Troubleshoot issues

This page explains various error scenarios, and provides guidance for resolving the errors.

Replication scenarios

This section explains replication issues that might occur with your cluster.

How do you monitor replication lags?

Memorystore for Redis Cluster has the /cluster/replication/maximum_offset_diff metric. This metric monitors the maximum replication offset difference (in bytes) for a node in a primary cluster.

By keeping the replication offset difference low, replicas can perform incremental sync operations more frequently and at a lower cost than full sync operations.

We recommend that you set a threshold for the maximum_offset_diff metric. If the threshold is exceeded, then Memorystore for Redis Cluster can notify you by an alert.

Based on the node type for your cluster, we recommend that you set the threshold, as follows:

  • If the node type is redis-shared-core-nano, redis-standard-small, redis-highmem-medium, redis-highcpu-medium, or redis-standard-large, then set the threshold to be less than 64 MB.

  • If the node type is redis-highmem-xlarge or redis-highmem-2xlarge, then set the threshold to be less than 1 GB.

Connectivity error scenarios

This section explains connectivity issues your instance can encounter.

Connection error caused by firewall rules

Firewall rules might cause connection errors by blocking the ports that Memorystore for Redis Cluster uses. For both of your instance's Private Service Connect endpoints, allowlist ports 11000 through 13047. For more information about these endpoints, see Reserved network addresses.

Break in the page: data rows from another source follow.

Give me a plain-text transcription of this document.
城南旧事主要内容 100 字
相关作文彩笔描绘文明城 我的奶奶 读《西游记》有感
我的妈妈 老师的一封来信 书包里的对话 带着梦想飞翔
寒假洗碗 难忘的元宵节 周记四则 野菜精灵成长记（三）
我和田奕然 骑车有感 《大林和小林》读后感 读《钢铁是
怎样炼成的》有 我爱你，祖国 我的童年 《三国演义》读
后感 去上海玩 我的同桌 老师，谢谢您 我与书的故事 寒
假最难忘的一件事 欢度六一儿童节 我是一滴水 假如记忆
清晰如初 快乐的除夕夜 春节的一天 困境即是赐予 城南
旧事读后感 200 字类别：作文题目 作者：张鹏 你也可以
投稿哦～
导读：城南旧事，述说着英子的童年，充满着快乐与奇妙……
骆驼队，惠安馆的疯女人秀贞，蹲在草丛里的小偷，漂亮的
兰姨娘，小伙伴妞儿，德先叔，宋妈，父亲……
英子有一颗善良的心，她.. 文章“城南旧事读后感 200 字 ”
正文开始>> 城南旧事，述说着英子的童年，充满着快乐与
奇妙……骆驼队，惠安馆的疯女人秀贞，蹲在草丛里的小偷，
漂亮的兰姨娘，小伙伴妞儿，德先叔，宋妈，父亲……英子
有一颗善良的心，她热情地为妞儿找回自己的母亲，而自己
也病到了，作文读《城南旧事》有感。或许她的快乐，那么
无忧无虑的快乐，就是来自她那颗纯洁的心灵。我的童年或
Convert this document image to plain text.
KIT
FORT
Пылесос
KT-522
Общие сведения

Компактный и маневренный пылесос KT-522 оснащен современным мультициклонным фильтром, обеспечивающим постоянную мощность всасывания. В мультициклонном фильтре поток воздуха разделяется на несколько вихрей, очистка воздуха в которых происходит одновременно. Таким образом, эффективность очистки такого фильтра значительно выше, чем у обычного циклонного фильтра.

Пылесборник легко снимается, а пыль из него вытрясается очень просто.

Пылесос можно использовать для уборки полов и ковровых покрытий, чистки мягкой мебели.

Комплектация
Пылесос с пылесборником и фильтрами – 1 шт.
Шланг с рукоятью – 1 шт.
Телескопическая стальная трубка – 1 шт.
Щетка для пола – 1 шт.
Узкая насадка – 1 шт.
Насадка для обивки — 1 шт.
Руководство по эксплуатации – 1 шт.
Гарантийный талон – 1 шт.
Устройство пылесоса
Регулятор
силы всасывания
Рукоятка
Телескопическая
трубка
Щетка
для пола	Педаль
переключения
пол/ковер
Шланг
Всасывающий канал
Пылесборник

Connection error caused by organization policies

You can have an organization policy that blocks your Private Service Connect connections to your Memorystore for Redis Cluster instance.

If your organization policy uses the .restrictPrivateServiceConnectProducer policy, then allow list the 961333125034 folder number, which is a folder specifically for Memorystore for Redis Cluster. For example:

name: organizations/Consumer-org-1/policies/compute.restrictPrivateServiceConnectProducer
spec:
    rules:
      - values:
          allowedValues:
          - under:folders/961333125034

If your organization policy uses the .disablePrivateServiceConnectCreationForConsumers policy, you should allow list SERVICE_PRODUCERS. For example:

name: organizations/Consumer-org-1/policies/compute.disablePrivateServiceConnectCreationForConsumers
spec:
    rules:
      - values:
          allowedValues:
          - SERVICE_PRODUCERS

CPU usage scenarios

This section explains CPU usage issues that your cluster might encounter.

The output buffer of your cluster runs out of space

If the output buffer of your cluster runs out of space, then do the following:

When the memory of your cluster is full, and a new write comes in, Memorystore for Redis Cluster evicts keys to make room for the write, based on your cluster's maxmemory policy. The allkeys-lru policy evicts the least recently used (LRU) keys from the entire keyset.

We recommend that you monitor your cluster's maxmemory and used memory. This helps you to know if your cluster reaches the provisioned cluster capacity. Also, by reducing the value for the maxmemory parameter, you get more space for the overhead.

Persistence scenarios

This section explains persistence issues that might occur with your cluster.

Your write traffic exceeds Memorystore for Redis Cluster's ability to compact and reclaim space through AOF rewriting

If this situation occurs, then the Append-Only File (AOF) grows faster than the rewrite process can manage. This leads to disk exhaustion, causes write failures, and blocks operations that require replica creation and full synchronization.

Memorystore for Redis Cluster implemented guardrails to regulate the write throughput. This ensures that AOF rewriting can keep pace with sustained high-write workloads.